I coughed as I involuntarily breathed in more of it. That would be the death of me. Literally. You see, for those who lived long enough without turning their lungs into crystal sculptures often died from madness induced by said dust. I don’t know how it worked, I was, after all, only a stupid earth pony, but I knew that those furballs were willing to sacrifice dozens of slaves to get a piece of that crystal. They were probably like drugs to them, while it was poison to us. And another thing I knew—those crystals were possibly harder than diamonds, making it a pain in the ass to mine them even with their teeth and claws, and as such they had us do their work for them. Serve and die alone; such was the motto of us, slaves.
As soon as a shard of crystal clanged against the floor, a paw was there to swipe it with the speed of a Wonderbolt. I heard the diamond dog muttering as it coo’ed and hugged the crystal like it was its baby. I say, they’re all crackheads. Or should it be crystalheads?
“To work!” It shrilled when it noticed me staring. Then it marched off rather angrily. Well, at least he didn’t beat me up like the last idiotic furball that kept me company before this dog.
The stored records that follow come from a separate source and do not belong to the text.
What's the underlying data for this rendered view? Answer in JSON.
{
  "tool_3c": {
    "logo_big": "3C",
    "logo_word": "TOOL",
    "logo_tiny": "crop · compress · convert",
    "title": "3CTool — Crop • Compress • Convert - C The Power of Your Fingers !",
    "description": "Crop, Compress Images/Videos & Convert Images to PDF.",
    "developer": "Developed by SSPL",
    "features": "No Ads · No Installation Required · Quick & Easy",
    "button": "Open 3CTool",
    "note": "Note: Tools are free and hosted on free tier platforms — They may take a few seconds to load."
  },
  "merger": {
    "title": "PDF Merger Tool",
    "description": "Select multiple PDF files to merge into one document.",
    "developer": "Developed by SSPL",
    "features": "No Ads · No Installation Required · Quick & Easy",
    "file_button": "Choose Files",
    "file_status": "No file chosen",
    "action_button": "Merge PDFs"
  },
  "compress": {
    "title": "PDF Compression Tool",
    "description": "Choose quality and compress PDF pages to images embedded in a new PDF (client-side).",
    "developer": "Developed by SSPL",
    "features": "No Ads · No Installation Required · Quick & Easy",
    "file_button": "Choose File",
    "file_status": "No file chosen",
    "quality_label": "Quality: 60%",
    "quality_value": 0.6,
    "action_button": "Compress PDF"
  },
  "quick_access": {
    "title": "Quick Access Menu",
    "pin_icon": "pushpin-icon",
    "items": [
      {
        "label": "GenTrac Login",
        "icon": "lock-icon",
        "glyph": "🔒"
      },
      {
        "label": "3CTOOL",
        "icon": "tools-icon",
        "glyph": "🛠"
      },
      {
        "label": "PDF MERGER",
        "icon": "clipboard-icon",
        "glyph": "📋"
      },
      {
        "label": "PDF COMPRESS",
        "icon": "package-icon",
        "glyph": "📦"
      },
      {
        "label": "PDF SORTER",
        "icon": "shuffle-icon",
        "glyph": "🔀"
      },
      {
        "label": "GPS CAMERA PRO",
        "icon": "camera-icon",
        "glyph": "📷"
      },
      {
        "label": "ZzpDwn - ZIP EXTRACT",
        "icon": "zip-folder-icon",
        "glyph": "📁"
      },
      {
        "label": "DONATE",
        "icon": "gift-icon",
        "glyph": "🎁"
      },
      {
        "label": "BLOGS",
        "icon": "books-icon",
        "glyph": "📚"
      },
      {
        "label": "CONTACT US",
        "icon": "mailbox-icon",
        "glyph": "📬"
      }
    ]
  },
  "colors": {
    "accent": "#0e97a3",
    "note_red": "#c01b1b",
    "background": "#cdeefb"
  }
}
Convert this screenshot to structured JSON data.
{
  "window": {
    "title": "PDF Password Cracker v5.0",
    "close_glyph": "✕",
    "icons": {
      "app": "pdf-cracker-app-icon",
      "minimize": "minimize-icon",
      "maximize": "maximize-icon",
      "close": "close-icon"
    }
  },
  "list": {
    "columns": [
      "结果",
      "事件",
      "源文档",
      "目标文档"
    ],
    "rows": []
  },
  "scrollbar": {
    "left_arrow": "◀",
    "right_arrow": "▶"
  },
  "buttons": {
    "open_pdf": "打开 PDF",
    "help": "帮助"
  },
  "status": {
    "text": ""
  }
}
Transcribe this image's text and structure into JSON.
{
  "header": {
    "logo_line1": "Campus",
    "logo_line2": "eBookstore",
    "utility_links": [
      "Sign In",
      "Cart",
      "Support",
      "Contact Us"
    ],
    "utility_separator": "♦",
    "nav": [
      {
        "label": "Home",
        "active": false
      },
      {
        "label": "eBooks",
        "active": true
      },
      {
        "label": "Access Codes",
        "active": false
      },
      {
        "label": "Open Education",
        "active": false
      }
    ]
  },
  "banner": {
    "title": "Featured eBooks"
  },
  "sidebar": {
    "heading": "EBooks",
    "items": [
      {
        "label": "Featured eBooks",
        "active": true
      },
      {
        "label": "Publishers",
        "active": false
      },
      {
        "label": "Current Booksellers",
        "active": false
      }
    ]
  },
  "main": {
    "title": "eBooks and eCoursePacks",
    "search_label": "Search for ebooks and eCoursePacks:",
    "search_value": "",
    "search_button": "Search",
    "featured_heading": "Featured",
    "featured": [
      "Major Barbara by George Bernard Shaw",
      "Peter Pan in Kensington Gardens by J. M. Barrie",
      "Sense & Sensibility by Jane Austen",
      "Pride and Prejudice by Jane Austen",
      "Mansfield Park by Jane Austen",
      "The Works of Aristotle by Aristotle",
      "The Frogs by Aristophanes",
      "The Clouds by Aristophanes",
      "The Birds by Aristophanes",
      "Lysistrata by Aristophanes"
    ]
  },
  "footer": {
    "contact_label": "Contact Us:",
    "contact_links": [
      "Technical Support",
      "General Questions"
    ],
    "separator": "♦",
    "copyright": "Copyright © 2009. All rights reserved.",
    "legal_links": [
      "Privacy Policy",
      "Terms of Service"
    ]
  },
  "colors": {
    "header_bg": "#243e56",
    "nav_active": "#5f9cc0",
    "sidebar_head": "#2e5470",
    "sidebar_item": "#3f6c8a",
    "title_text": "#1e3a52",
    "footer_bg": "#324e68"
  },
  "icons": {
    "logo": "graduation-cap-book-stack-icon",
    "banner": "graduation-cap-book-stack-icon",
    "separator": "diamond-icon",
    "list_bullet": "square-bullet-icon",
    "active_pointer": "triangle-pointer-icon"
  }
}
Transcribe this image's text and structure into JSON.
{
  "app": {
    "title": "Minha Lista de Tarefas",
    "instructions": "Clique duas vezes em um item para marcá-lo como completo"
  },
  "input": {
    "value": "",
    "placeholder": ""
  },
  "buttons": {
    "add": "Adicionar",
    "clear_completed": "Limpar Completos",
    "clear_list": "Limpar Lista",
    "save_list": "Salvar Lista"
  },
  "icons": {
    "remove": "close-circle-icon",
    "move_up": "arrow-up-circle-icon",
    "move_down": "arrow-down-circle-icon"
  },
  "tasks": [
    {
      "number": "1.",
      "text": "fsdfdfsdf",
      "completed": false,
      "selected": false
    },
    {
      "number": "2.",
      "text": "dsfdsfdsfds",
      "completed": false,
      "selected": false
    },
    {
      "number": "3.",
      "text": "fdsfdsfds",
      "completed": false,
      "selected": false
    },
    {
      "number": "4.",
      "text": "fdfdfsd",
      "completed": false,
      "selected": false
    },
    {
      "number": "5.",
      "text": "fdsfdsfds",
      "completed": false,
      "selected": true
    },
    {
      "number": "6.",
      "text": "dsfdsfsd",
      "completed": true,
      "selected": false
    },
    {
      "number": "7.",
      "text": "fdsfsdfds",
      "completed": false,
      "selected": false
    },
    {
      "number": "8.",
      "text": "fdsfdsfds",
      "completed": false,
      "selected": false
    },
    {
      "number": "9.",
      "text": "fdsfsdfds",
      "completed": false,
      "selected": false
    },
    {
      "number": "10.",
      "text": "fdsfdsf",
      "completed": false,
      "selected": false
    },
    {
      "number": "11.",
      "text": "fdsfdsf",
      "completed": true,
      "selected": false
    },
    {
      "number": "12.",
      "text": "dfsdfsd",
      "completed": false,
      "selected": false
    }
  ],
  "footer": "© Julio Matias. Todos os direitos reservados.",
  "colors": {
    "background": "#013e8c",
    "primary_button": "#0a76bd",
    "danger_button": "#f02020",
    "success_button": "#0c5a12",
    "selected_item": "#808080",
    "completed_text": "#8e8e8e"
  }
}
I wasn’t normally this mean, but the dust was playing games with my mind, the line between a nightly sleep and an eternal sleep was beginning to blur, and I was afraid that each night Mother Reaper would come and carry me within her hooves to Eternity. No one really knew what lay beyond, maybe Celestia or Luna did, but neither of them ever talked about it. And religions were unheard of in Equestria; after all, we had our eternal, benevolent princesses. Plus, no one ever wanted to talk about death in happy-no-slavery-land.
So, I went back to work, my tired body barely keeping me on my legs. But I dug anyway, until I couldn’t even do that, and slumped to the floor in utter exhaustion. I couldn’t care if they decided to beat me up. I wouldn’t even feel it. I didn’t care if they would kill me. It would be freedom.
But they wouldn’t, I knew that. They would drag you by your legs back to your cell. Then they waited until they felt it appropriate to wake you up to use you again. If you wouldn’t go, then violence would be used. And no matter where you were, the fear of death and oftentimes pain was rarely a thing to ignore.
I fell into such blissful sleep while I could feel someone dragging me across the jagged floor, only to be woken up two seconds later.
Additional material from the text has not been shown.